This story was originally published in the April 25 issue of Fourth Estate.
Mason will soon update its Title IX policy to fit the recommendations of the Task Force on Sexual Assault and Interpersonal Violence (SAIV), which were published in March 2015.
A Title IX policy review team has been examining the current policy and making recommendations for change since December 2015, according to an email sent to the Mason community on April 11, which was signed by Julian Williams, vice president of Compliance, Diversity & Ethics, and Rose Pascarell, vice president of University Life. The team was created in response to SAIV’s recommendation to review all policies relating to University Policy 1202: Sexual Harassment and Misconduct, which encompasses all Title IX violations.
The team plans to implement certain changes in time for the fall 2016 semester.
Compliance, Diversity & Ethics has also hired a new Title IX coordinator, Jennifer Hammat, who replaced Interim Coordinator Herbertia Gilmore.
The recommended changes to Mason’s Title IX policy are designed to ease the requirement for students to present their own evidence at hearings, according to Eric Fowler, Mason’s Clery compliance coordinator and a member of the Title IX policy review team.
Fowler said the new process will require a university investigator to compile all evidence before a Title IX violation hearing and present this evidence, along with his or her opinion on the accused’s innocence, to board members before the hearing. Fowler said this will take away a lot of the “heavy lifting” from board members and students.
The review team is comprised of six members: Fowler; Elizabeth Woodley, university policy manager and FOIA compliance officer; Brent Ericson, assistant dean and director of the Office of Student Conduct; Erick Mitchell, associate director and chief investigator for the Office of Compliance, Diversity and Ethics; David Drummey, associate university counsel; and Christopher Arakaky, a legal fellow in the Office of University Counsel.
One of the review team’s recommendations is that the university hire the aforementioned investigator to independently collect information regarding each Title IX complaint. According to Williams, the team still needs to create a job description and will search for candidates over the summer in hopes of filling the position before the fall semester.
Williams describes the ideal candidate as “someone who understands the context on a college campus, that understands what a victim-centered approach looks like, that understands how to respect the due process rights of a person or persons accused of a Title IX violation, and that can still gather good factual information and ask good questions.”
“[The investigator] will be responsible for essentially gathering the factual information around a specific case,” Williams said. “So let’s say there’s a complaint that comes in. The investigator will be charged with meeting with the reporting student or students, meeting with the responding student or students, meeting with witnesses, gathering factual information, and then putting all of that together for the adjudication process.”
The current process requires students to collect and present all evidence at a hearing to a three-member board that has no prior knowledge of the evidence.
According to Fowler, the new process will bring the accused student and the reporting student before one person who will review all of the evidence the investigator provides before the students present their arguments.
The investigator is expected to meet with both parties multiple times throughout the adjudication process, as well as consult with the Title IX coordinator and the police, according to Fowler and Williams.
The appeal process will also change.

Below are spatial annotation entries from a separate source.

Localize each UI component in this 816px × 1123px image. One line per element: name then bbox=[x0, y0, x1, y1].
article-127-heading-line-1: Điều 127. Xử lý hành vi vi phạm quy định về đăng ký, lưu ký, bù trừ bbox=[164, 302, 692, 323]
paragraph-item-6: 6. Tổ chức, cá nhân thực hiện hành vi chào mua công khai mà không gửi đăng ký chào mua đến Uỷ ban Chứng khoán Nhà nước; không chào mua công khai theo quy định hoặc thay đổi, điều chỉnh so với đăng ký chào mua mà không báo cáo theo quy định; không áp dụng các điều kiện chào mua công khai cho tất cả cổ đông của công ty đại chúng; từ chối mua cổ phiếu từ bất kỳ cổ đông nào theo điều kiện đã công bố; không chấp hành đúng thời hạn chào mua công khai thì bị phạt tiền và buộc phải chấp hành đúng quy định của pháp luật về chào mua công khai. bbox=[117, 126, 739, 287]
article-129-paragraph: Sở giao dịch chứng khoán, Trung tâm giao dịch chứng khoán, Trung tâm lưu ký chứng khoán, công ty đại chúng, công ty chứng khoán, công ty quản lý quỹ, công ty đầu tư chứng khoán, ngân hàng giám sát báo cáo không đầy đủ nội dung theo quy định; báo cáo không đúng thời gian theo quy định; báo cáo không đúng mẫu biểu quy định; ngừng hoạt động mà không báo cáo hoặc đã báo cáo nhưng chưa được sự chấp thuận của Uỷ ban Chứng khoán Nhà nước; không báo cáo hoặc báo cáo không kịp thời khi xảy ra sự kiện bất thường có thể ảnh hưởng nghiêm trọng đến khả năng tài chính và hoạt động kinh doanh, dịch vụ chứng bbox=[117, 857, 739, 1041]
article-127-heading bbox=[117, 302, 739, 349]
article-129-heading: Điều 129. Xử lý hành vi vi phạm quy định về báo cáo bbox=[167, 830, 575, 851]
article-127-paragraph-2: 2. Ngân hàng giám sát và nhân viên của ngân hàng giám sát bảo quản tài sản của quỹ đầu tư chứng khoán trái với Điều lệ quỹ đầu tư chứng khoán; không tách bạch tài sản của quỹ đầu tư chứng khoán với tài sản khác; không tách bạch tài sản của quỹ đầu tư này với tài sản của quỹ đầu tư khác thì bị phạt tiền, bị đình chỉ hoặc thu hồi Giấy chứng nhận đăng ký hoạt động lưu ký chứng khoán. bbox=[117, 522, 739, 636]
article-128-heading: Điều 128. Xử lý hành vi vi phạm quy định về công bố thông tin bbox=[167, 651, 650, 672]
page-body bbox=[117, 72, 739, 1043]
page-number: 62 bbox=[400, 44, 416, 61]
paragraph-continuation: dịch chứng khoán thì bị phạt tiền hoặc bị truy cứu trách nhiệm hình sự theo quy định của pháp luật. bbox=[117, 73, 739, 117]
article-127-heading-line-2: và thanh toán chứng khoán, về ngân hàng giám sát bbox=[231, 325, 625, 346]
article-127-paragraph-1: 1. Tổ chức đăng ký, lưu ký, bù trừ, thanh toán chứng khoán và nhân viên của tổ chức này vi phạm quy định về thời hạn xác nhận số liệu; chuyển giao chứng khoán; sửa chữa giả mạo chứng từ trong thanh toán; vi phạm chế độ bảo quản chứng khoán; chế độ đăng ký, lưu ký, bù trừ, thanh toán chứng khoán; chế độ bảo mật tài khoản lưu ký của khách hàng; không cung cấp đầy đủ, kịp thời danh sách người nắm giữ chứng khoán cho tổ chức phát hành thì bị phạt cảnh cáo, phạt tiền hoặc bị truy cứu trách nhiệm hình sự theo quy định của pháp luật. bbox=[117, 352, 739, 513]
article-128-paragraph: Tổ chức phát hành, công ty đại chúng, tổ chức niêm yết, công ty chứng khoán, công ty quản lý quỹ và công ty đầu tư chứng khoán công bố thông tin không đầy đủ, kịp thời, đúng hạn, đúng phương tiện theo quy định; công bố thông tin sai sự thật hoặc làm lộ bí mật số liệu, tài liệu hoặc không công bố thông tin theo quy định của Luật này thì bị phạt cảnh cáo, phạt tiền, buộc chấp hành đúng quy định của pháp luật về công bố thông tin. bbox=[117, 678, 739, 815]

If the accused student is found guilty and wishes to appeal the decision, the case will go to a three-person board that will review all of the evidence and each student’s account of the events. Fowler said this new process is an improvement because, should an appeal be successful, a three-person board will overturn a one-person ruling instead of the other way around, which is how the process currently works.
Fowler said the Title IX policy review team is considering having appeals be investigated externally of the university but has yet to make a decision.
“That would eliminate any perceived conflict of interest, to have someone outside the university handle any appeals, but it’s not set in stone,” Fowler said. “If that’s not feasible, we’re going to have a board of three people [within the university] who will be deciding.”
Williams believes Mason’s goal to implement these new policies in time for the fall semester is viable and will be completed.
“I think every school is going through what I call a Title IX evolution, and in my sense, we should be — we at Mason and essentially every institution — should be evolving in its process, policies [and] procedures,” he said. “There’s no perfect way to do this, so what we’re trying to find out is what’s going to work well for us, how can we improve on what we have, and that’s what the team has been looking at.”